Voices from Chernobyl : The Oral History of a Nuclear Disaster by Svetlana Alexievich
My rating : 5 of 5 stars
Svetlana Alexievich won the Nobel Prize for this and her other books, but don’t let that stop you from reading this breathtaking collection. It’s as if Chekov and Gogol and Dostoevsky had a three way, and their love child died in the bloom of her youth while song birds, drunk on vodka-infused berries nabbed from a bowl by her bedside, sang dirges that melded with her fitful, fluttering soul into an ether that filled the lungs of these men and women laid waste by Chernobyl. Everybody here is lost, forgotten, sacrificed, forlorn, but they are so goddamned alive. When was the last time you had to stop reading a passage for a minute because it was so great you didn’t want it to end ? That happened over and over. The scope and depth of all it is overwhelming, and since I finished it tonight, I haven’t begun to put it in a critical context. But I’m a little drunk on the melancholy.
Dalva by Jim Harrison
My rating : 5 of 5 stars
Admittedly I began the book with a little dread. I just finished Wolf, Harrison’s first novel and one I’d first read in graduate school in 1988. I have carried a high opinion of Harrison ever since, but now I had to wonder why ? What I liked about it at 26 left me cold at 53, so I was prepared for a similar reaction to Dalva, especially since Harrison would be writing in the first person as a woman, and I’d happily wash out early.

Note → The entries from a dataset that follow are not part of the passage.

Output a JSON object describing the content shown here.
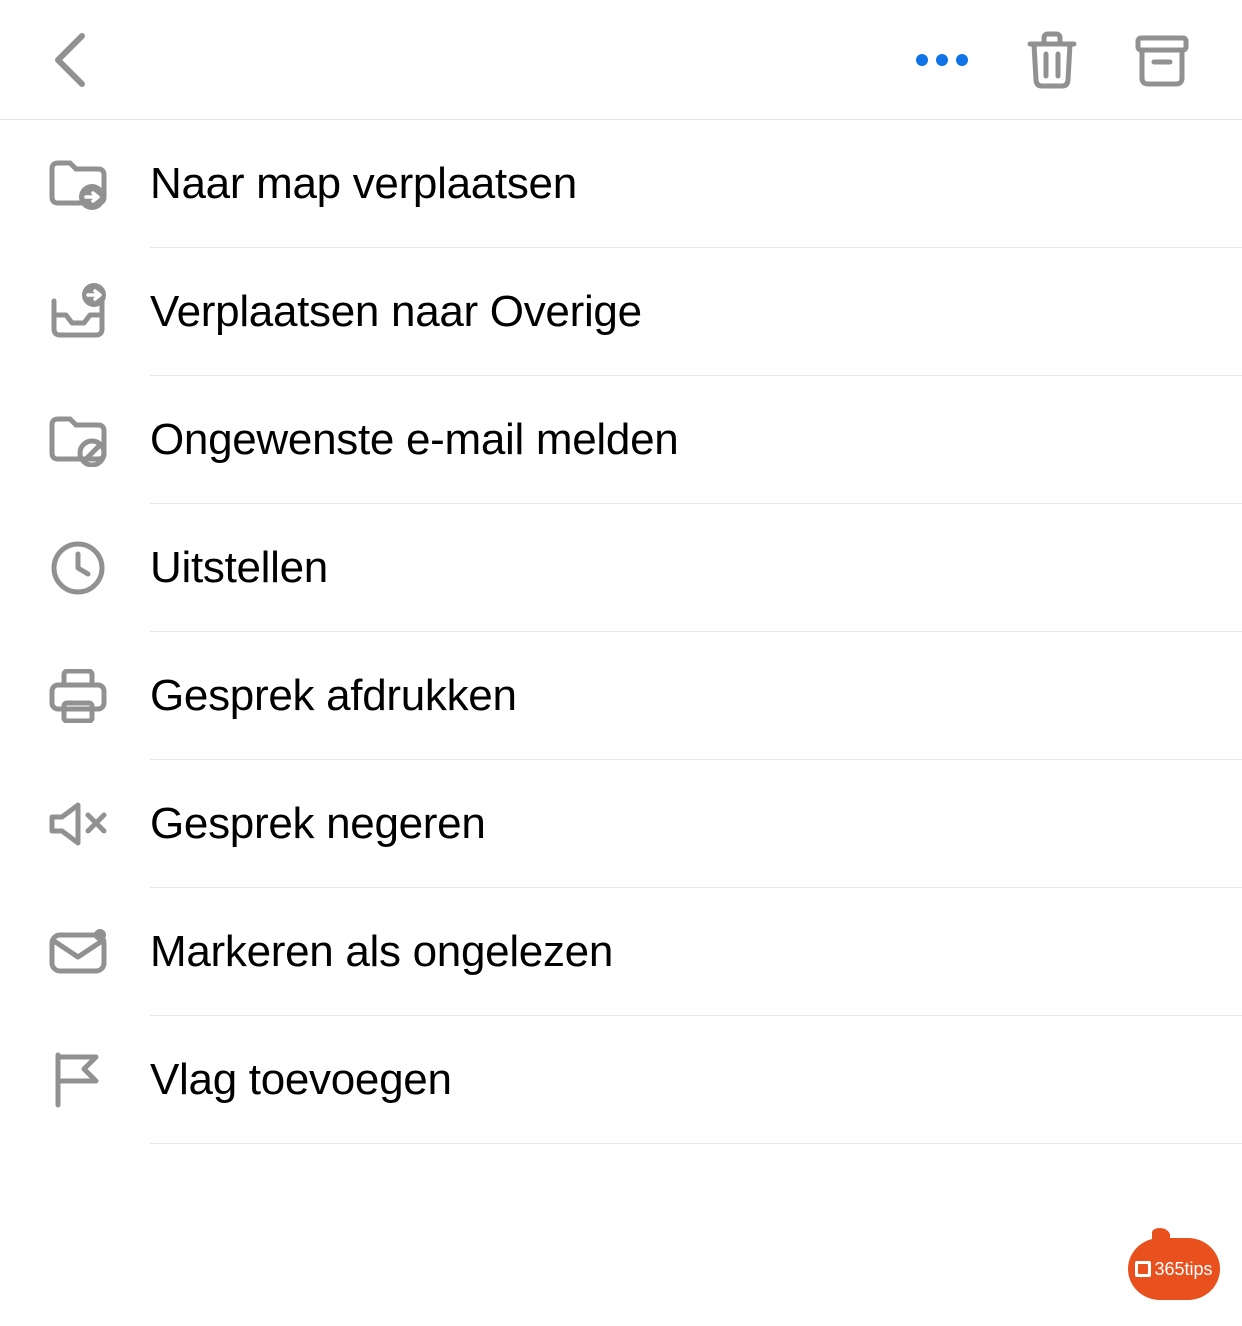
{
  "header": {
    "back": "Back",
    "more": "More",
    "delete": "Delete",
    "archive": "Archive"
  },
  "menu": {
    "items": [
      {
        "icon": "folder-move-icon",
        "label": "Naar map verplaatsen"
      },
      {
        "icon": "move-to-other-icon",
        "label": "Verplaatsen naar Overige"
      },
      {
        "icon": "report-junk-icon",
        "label": "Ongewenste e-mail melden"
      },
      {
        "icon": "clock-icon",
        "label": "Uitstellen"
      },
      {
        "icon": "print-icon",
        "label": "Gesprek afdrukken"
      },
      {
        "icon": "mute-icon",
        "label": "Gesprek negeren"
      },
      {
        "icon": "mark-unread-icon",
        "label": "Markeren als ongelezen"
      },
      {
        "icon": "flag-icon",
        "label": "Vlag toevoegen"
      }
    ]
  },
  "badge": {
    "text": "365tips"
  },
  "colors": {
    "icon_grey": "#919191",
    "accent_blue": "#1273e6",
    "badge_bg": "#e8501e",
    "divider": "#e8e8e8"
  }
}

But Dalva is a marvel — both the book and the character. Dalva is in her mid-40s and living in Santa Monica and working as a social worker when we meet her. But as the novel unfolds, we realize this barely her at all : Part Sioux, Dalva is the great-granddaughter of a famed missionary and horticulturist who was more of a convert to the Sioux than a converter. He took a young Sioux wife and managed to find himself in the middle of much of the terrible destruction of the Sioux and their way of life at the hands of the United States military. He also had a great deal of land. As such, Dalva is not only rich with history, she’s plain rich ; when she returns to her family home in Northern Nebraska to search for the son she had with her 16 year old Sioux boyfriend, she brings along Michael, an alcoholic professor and her sometime lover, who has been granted the opportunity to read & publish Great-Grandfather Northridge’s personal letters.
Harrison lets Dalva narrate the first and second third of the book, while Michael takes over in the middle. Harrison also includes long passages from Northridge’s journals, so what starts out as a disarmingly prim and undistinguished story is actually the opposite. Harrison writes beautifully as Dalva as she navigates her life today and as she recalls the events of the past forty years that have formed her ; while Michael is a comical, annoying academic, Harrison still invests him with a wry wit, pathos, and some surprising insight about Dalva and her family. Northridge’s letters are a mixture of 19th century benevolent naiveté and a more modern scientific doggedness. These three streams of voice and time become a fast and loud river that is as much about the Sioux and their destruction as it is about Dalva and her sorrows and solace.